On 2012-11-22 09:41, Wolfgang Wienke wrote:
Am 22.11.2012 07:50, schrieb Maarten Deen:
On 2012-11-21 20:48, Wolfgang Wienke wrote:
Am 21.11.2012 18:48, schrieb Maarten Deen:
On 11/21/2012 06:45 PM, Maarten Deen wrote:
On 11/21/2012 06:41 PM, Wolfgang Wienke wrote:
> Hi,
> I'm mapping in NL near Aachen. Can someone tell me, why there is more
> that ONE way in a dutch roundabaout?
There isn't. A roundabout is always one way. If there are two
directions
it is not a roundabout but a circular road.

Just after sending this I realized that I must have misread your
question. You mean why most roundabouts are made up of more than one
way.

Initially it is because of the AND import. The AND dataset was such that
between every junction of 3 or more roads there was a sperate way.
What means the AND dataset?

AND donated their dataset in 2007 and was subsequently integraded into OSM.
<http://wiki.openstreetmap.org/wiki/AND_Data>
I do not find there any special about roundabouts. I think, that it
is important to recognize a roundabout for navys to tell the user
something like "leave the rounabout at the second street".
Is there no discussion in Netherlands to join the automatically
generated part of a roundabout manually?

No, because that is not necessary.
The AND data was structured such that at every point where there is a juntion of three or more ways, a new way was created. You'll still see that in lots of parts of the Netherlands:
<http://www.openstreetmap.org/?lat=51.319581&lon=5.996067&zoom=18&layers=M>

It is not necessary that the road "Lindanusstraat" is split up in 5 parts, but that is how the AND dataset came. You'll notice the AND_nosr_r tags on these ways, so you can see it came from AND that way. The same with roundabouts. Because every connecting road is a point where 3 ways connect, it was a different way.

Routing engines have no adverse effects from this. There is no (sell-respecting) routing engine that will tell you to "continue for 100 metres" a thousand times when the road is spilt up in smaller ways. So why would it do that on a roundabout? A roundabout is recognized by its tag: junction=roundabout. Not by its physical properties (a circular one-way street).

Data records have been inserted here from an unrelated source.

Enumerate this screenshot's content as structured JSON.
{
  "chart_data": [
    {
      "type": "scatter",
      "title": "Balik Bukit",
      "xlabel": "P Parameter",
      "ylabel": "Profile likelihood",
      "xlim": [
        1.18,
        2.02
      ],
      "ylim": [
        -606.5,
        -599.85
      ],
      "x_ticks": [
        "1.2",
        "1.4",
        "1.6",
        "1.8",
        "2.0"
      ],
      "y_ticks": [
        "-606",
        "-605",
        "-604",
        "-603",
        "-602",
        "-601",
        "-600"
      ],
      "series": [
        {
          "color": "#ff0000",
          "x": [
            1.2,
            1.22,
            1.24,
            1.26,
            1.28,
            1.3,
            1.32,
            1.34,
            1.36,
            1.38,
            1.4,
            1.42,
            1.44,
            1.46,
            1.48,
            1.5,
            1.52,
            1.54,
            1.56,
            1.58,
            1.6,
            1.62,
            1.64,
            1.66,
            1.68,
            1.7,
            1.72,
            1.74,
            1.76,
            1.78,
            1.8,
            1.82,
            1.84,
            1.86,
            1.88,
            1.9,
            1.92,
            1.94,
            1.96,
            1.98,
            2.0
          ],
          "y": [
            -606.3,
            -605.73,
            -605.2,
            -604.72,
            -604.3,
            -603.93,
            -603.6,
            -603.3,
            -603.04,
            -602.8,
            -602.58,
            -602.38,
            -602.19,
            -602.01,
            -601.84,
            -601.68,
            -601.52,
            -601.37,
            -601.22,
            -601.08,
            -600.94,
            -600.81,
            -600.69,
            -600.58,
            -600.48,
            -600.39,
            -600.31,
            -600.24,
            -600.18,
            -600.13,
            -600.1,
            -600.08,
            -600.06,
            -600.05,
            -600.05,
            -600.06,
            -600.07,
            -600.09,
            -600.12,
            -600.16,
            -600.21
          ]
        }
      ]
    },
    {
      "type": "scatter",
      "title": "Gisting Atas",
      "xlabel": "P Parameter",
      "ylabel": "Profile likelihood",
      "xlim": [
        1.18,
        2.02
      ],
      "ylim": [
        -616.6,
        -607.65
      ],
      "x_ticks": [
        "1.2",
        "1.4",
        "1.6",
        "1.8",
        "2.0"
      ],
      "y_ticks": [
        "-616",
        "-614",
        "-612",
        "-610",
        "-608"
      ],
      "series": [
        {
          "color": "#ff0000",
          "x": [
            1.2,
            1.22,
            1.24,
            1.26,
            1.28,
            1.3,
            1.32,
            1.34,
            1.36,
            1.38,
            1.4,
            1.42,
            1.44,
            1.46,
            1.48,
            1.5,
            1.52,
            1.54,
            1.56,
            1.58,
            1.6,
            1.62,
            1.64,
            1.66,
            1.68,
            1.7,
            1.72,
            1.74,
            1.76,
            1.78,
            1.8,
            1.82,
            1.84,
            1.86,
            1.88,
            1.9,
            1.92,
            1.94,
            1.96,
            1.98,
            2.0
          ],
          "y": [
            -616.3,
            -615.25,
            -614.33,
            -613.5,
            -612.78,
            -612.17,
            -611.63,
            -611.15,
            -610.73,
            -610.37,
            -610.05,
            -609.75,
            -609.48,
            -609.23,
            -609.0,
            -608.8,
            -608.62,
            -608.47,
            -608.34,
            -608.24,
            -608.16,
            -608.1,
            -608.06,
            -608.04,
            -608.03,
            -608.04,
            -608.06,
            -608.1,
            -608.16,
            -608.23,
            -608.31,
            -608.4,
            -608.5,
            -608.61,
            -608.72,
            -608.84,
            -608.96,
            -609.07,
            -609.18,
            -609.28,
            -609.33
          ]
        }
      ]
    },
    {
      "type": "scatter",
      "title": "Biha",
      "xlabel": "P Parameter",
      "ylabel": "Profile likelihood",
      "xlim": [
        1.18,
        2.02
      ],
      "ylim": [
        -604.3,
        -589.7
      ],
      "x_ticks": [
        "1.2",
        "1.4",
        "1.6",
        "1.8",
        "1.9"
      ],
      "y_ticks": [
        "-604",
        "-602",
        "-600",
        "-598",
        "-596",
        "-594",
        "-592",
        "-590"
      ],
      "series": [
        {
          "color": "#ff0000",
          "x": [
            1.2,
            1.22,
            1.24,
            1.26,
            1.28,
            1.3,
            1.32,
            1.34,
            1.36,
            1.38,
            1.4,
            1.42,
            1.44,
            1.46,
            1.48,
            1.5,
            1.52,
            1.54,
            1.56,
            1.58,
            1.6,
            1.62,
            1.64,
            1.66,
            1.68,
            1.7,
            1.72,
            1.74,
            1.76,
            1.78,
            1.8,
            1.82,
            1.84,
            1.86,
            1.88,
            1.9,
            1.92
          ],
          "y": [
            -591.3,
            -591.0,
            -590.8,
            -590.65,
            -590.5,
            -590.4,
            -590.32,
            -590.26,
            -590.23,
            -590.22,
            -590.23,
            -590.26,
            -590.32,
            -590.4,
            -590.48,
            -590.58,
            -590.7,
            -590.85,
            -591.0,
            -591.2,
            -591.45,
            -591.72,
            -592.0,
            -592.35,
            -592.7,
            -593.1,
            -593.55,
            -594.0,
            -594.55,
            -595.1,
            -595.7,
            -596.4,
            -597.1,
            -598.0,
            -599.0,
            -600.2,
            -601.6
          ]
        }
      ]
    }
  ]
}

Now it is just convenient if you have different relations (like a bus line) over the roundabout. Then you can indicate exactly which side a
relation takes.
Well, this is really not necessary because you drive the roundabout
alwas in the same direction.
In Germany we only have roundabouts made of ONE way. If you use the
relation-editor of JOSM, than you can easily recgnize a roundabout.
Would it not be easier, to use only ONE way in a roundabaout?

I think this looks much tidier than when roundabouts are always one way.


<http://www.openstreetmap.org/?lat=51.32506&lon=5.97571&zoom=17&layers=T>

Also, if you make a route over a roundabout, you never use the full
roundabout, so why would you want the full roundabout in the relation?

Of course this is true, but I think it looks tidier the other way,
look here. You see at once, that there is a roundabout.

http://www.openstreetmap.org/?lat=50.791022&lon=6.059449&zoom=18&layers=T

I don't see the difference there because it has only single ways connecting to the roundabout.

But let me ask this simple question: if you go from A to B via a roundabout, do you traverse the whole roundabout or only a part of it? Why then add the full roundabout to a relation that describes the route from A to B?

It is also clearer not to add the full roundabout. Take this example: <http://www.openstreetmap.org/?lat=51.333905&lon=5.995042&zoom=18&layers=T>

It is immediately clear that bus 62 goes from east to west. If you had the complete roundabout in the relation, the whole roundabout would be red and you would not know which direction the relation had.